Au cours des cinquante dernières années, alors que la conception des casques s'est perfectionnée, le nombre de décès de cyclistes adultes aux États-Unis n'a pas baissé. Au contraire, il a quadruplé. | Mika Baumeister via Unsplash
Au cours des cinquante dernières années, alors que la conception des casques s'est perfectionnée, le nombre de décès de cyclistes adultes aux États-Unis n'a pas baissé. Au contraire, il a quadruplé. | Mika Baumeister via Unsplash

En février 2022, les autorités sanitaires de Seattle, dans l'État américain de Washington, ont décidé de ne plus obliger les cyclistes à porter un casque. En 2020, une étude indépendante révélait déjà que près de la moitié des amendes pour non-respect du port du casque dressées à Seattle durant les années précédentes concernaient des personnes sans domicile, et que les cyclistes noirs et amérindiens avaient respectivement quatre fois et deux fois plus de chances d'être sanctionnés que les personnes blanches.

Girmay Zahilay, membre du conseil du comté de King, expliquait à l'époque que cette abrogation n'était pas motivée par la question de savoir si les gens devaient ou non porter un casque lorsqu'ils circulent à vélo, mais par celle «de savoir si la loi, dont l'application est contrôlée par la police, produi[sait], dans l'ensemble, des résultats compensant ses inconvénients». Et pour les législateurs, la réponse était claire: les avantages étaient inférieurs aux préjudices que cette obligation causait aux résidents marginalisés de Seattle.

Certains militants de la cause cycliste ont fait valoir un deuxième point positif de l'abrogation de cette loi: elle pourrait rendre la pratique du vélo plus sûre. Selon eux, le port obligatoire du casque pourrait rebuter les aspirants cyclistes en présentant la pratique du vélo comme dangereuse, puisqu'elle nécessiterait de revêtir une armure. Ils estiment qu'il risquerait aussi de décourager certaines personnes et de freiner la généralisation de la bicyclette sur la voie publique, laquelle présente des avantages. En effet, plus les cyclistes occupent d'espace sur la route, plus ils deviennent visibles pour les conducteurs; et plus les voitures seront confrontées aux vélos, plus ces derniers seront pris en compte dans les discussions sur la sécurité et les infrastructures routières.

D'autres juridictions ont également rendu le casque facultatif: Tacoma, dans l'État de Washington, en 2020; Dallas (Texas) en 2014, mais uniquement pour les adultes. Ces abrogations s'opposent à l'idée selon laquelle le port du casque serait l'alpha et l'oméga de la sécurité et suggèrent que ces lois pourraient en fait présenter un risque pour les cyclistes. Certains adeptes du deux-roues vont jusqu'à proclamer haut et fort qu'ils ne portent pas le casque par principe.
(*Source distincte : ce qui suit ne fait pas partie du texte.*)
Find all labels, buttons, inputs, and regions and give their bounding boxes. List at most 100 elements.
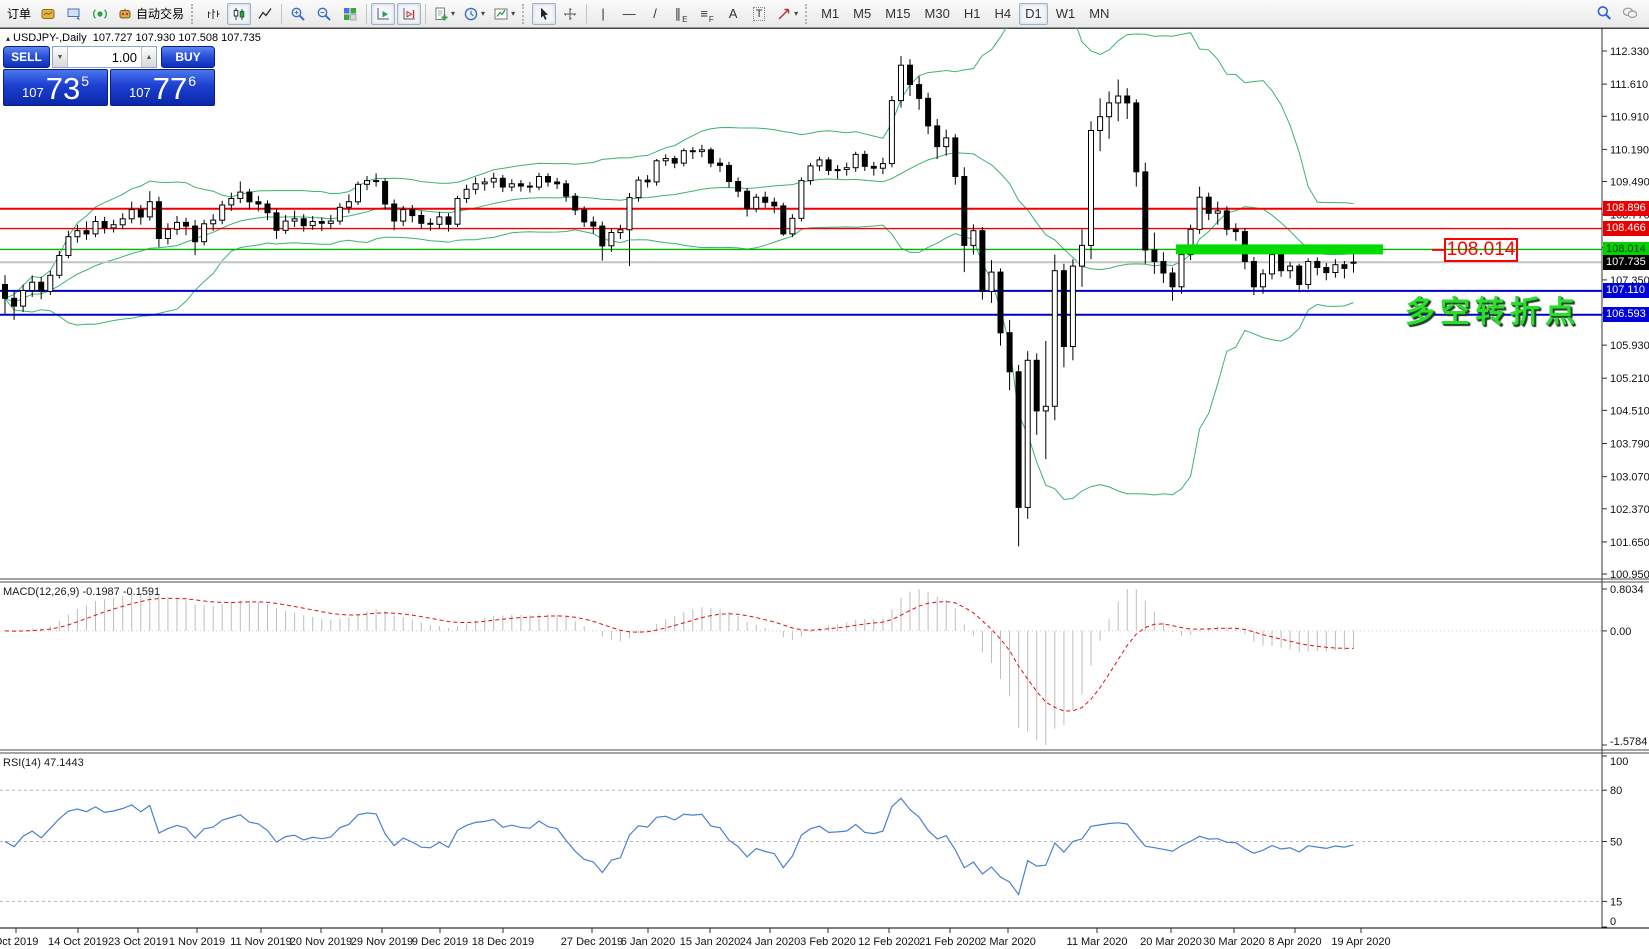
sell-price-big: 73 xyxy=(46,74,80,103)
timeframe-d1[interactable]: D1 xyxy=(1019,3,1048,25)
timeframe-m15[interactable]: M15 xyxy=(879,3,916,25)
macd-indicator-label: MACD(12,26,9) -0.1987 -0.1591 xyxy=(3,586,160,598)
shapes-icon xyxy=(776,6,792,22)
timeframe-m15-glyph: M15 xyxy=(885,6,910,21)
tile-windows-button[interactable] xyxy=(338,3,362,25)
vertical-line-button[interactable]: | xyxy=(591,3,615,25)
data-window-button[interactable] xyxy=(62,3,86,25)
channel-button[interactable]: ∥E xyxy=(669,3,693,25)
price-callout-108014[interactable]: 108.014 xyxy=(1444,238,1518,262)
sell-price-display[interactable]: 107 73 5 xyxy=(3,69,108,106)
search-icon xyxy=(1596,5,1612,21)
horizontal-line-button-glyph: — xyxy=(623,6,636,21)
text-button-glyph: A xyxy=(729,6,738,21)
time-scale[interactable] xyxy=(0,929,1602,949)
price-scale[interactable] xyxy=(1602,28,1649,928)
volume-up-button[interactable]: ▲ xyxy=(141,47,156,67)
timeframe-h1-glyph: H1 xyxy=(964,6,981,21)
crosshair-button[interactable] xyxy=(558,3,582,25)
text-label-button-glyph: T xyxy=(753,7,766,21)
timeframe-m5-glyph: M5 xyxy=(853,6,871,21)
periods-button[interactable]: ▾ xyxy=(460,3,488,25)
timeframe-m30[interactable]: M30 xyxy=(919,3,956,25)
volume-down-button[interactable]: ▼ xyxy=(53,47,68,67)
text-button[interactable]: A xyxy=(721,3,745,25)
caret-down-icon: ▾ xyxy=(511,9,515,18)
chart-symbol: USDJPY-,Daily xyxy=(13,32,87,44)
fibonacci-button[interactable]: ≡F xyxy=(695,3,719,25)
template-icon xyxy=(493,6,509,22)
timeframe-m1-glyph: M1 xyxy=(821,6,839,21)
toolbar-grip[interactable] xyxy=(522,4,526,24)
new-order-button[interactable]: 订单 xyxy=(1,3,34,25)
sell-button[interactable]: SELL xyxy=(3,46,50,68)
zoom-in-icon xyxy=(290,6,306,22)
candlestick-button[interactable] xyxy=(227,3,251,25)
chart-canvas[interactable]: 112.330111.610110.910110.190109.490108.7… xyxy=(0,0,1649,949)
toolbar-grip[interactable] xyxy=(805,4,809,24)
crosshair-icon xyxy=(562,6,578,22)
timeframe-m5[interactable]: M5 xyxy=(847,3,877,25)
zoom-in-button[interactable] xyxy=(286,3,310,25)
timeframe-w1[interactable]: W1 xyxy=(1050,3,1082,25)
trendline-button[interactable]: / xyxy=(643,3,667,25)
toolbar-grip[interactable] xyxy=(191,4,195,24)
volume-input[interactable] xyxy=(68,47,141,67)
horizontal-line-button[interactable]: — xyxy=(617,3,641,25)
main-toolbar: 订单自动交易▾▾▾|—/∥E≡FAT▾M1M5M15M30H1H4D1W1MN xyxy=(0,0,1649,28)
bar-chart-button[interactable] xyxy=(201,3,225,25)
timeframe-h4-glyph: H4 xyxy=(994,6,1011,21)
channel-button-sub: E xyxy=(682,15,687,24)
chat-button[interactable] xyxy=(1618,2,1642,24)
shapes-button[interactable]: ▾ xyxy=(773,3,801,25)
template-button[interactable]: ▾ xyxy=(490,3,518,25)
signal-button[interactable] xyxy=(88,3,112,25)
volume-stepper: ▼ ▲ xyxy=(52,46,157,68)
chart-shift-button[interactable] xyxy=(397,3,421,25)
rsi-name: RSI(14) xyxy=(3,757,41,769)
zoom-out-icon xyxy=(316,6,332,22)
vertical-line-button-glyph: | xyxy=(601,6,604,21)
timeframe-m30-glyph: M30 xyxy=(925,6,950,21)
timeframe-m1[interactable]: M1 xyxy=(815,3,845,25)
buy-price-big: 77 xyxy=(153,74,187,103)
autotrade-button[interactable]: 自动交易 xyxy=(114,3,187,25)
autotrade-icon xyxy=(117,6,133,22)
market-watch-icon xyxy=(40,6,56,22)
bar-chart-icon xyxy=(205,6,221,22)
channel-button-glyph: ∥ xyxy=(675,6,682,22)
line-chart-icon xyxy=(257,6,273,22)
timeframe-h1[interactable]: H1 xyxy=(958,3,987,25)
tile-windows-icon xyxy=(342,6,358,22)
macd-name: MACD(12,26,9) xyxy=(3,586,79,598)
buy-price-sup: 6 xyxy=(188,73,196,89)
trendline-button-glyph: / xyxy=(653,6,657,21)
sell-price-sup: 5 xyxy=(81,73,89,89)
macd-values: -0.1987 -0.1591 xyxy=(82,586,160,598)
chart-title: ▴USDJPY-,Daily 107.727 107.930 107.508 1… xyxy=(6,32,261,44)
timeframe-mn[interactable]: MN xyxy=(1083,3,1115,25)
fibonacci-button-sub: F xyxy=(709,15,714,24)
search-button[interactable] xyxy=(1592,2,1616,24)
cursor-button[interactable] xyxy=(532,3,556,25)
toolbar-separator xyxy=(366,4,367,24)
sell-price-prefix: 107 xyxy=(22,85,44,100)
one-click-trade-panel: SELL ▼ ▲ BUY 107 73 5 107 77 6 xyxy=(3,46,215,107)
candlestick-icon xyxy=(231,6,247,22)
chart-ohlc-values: 107.727 107.930 107.508 107.735 xyxy=(93,32,261,44)
text-label-button[interactable]: T xyxy=(747,3,771,25)
timeframe-mn-glyph: MN xyxy=(1089,6,1109,21)
buy-price-prefix: 107 xyxy=(129,85,151,100)
line-chart-button[interactable] xyxy=(253,3,277,25)
market-watch-button[interactable] xyxy=(36,3,60,25)
new-chart-icon xyxy=(433,6,449,22)
zoom-out-button[interactable] xyxy=(312,3,336,25)
caret-down-icon: ▾ xyxy=(481,9,485,18)
new-chart-button[interactable]: ▾ xyxy=(430,3,458,25)
auto-scroll-button[interactable] xyxy=(371,3,395,25)
buy-button[interactable]: BUY xyxy=(161,46,215,68)
buy-price-display[interactable]: 107 77 6 xyxy=(110,69,215,106)
turning-point-note[interactable]: 多空转折点 xyxy=(1405,287,1580,331)
timeframe-h4[interactable]: H4 xyxy=(988,3,1017,25)
caret-down-icon: ▾ xyxy=(451,9,455,18)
Est-ce que mon casque me protège vraiment des accidents?

Je me suis déplacée à vélo dans toutes les villes où j'ai vécu adulte, à savoir Minneapolis (Minnesota), Milwaukee (Wisconsin), Chicago (Illinois), Columbus (Ohio) et New York. Je circule en deux-roues pour faire de l'exercice et être à l'air libre, pour des raisons environnementales et pour jouir d'une mobilité indépendante et efficace.

Cependant, je me sens toujours exposée à des risques, et ce pour de bonnes raisons. Je me suis fait renverser à Times Square; je suis obligée de slalomer sur les bandes cyclables pour éviter les véhicules qui y stationnent et s'y attardent en permanence; je retiens mon souffle lorsque les flancs métalliques d'un camion passent à quelques centimètres de ma chair tremblante.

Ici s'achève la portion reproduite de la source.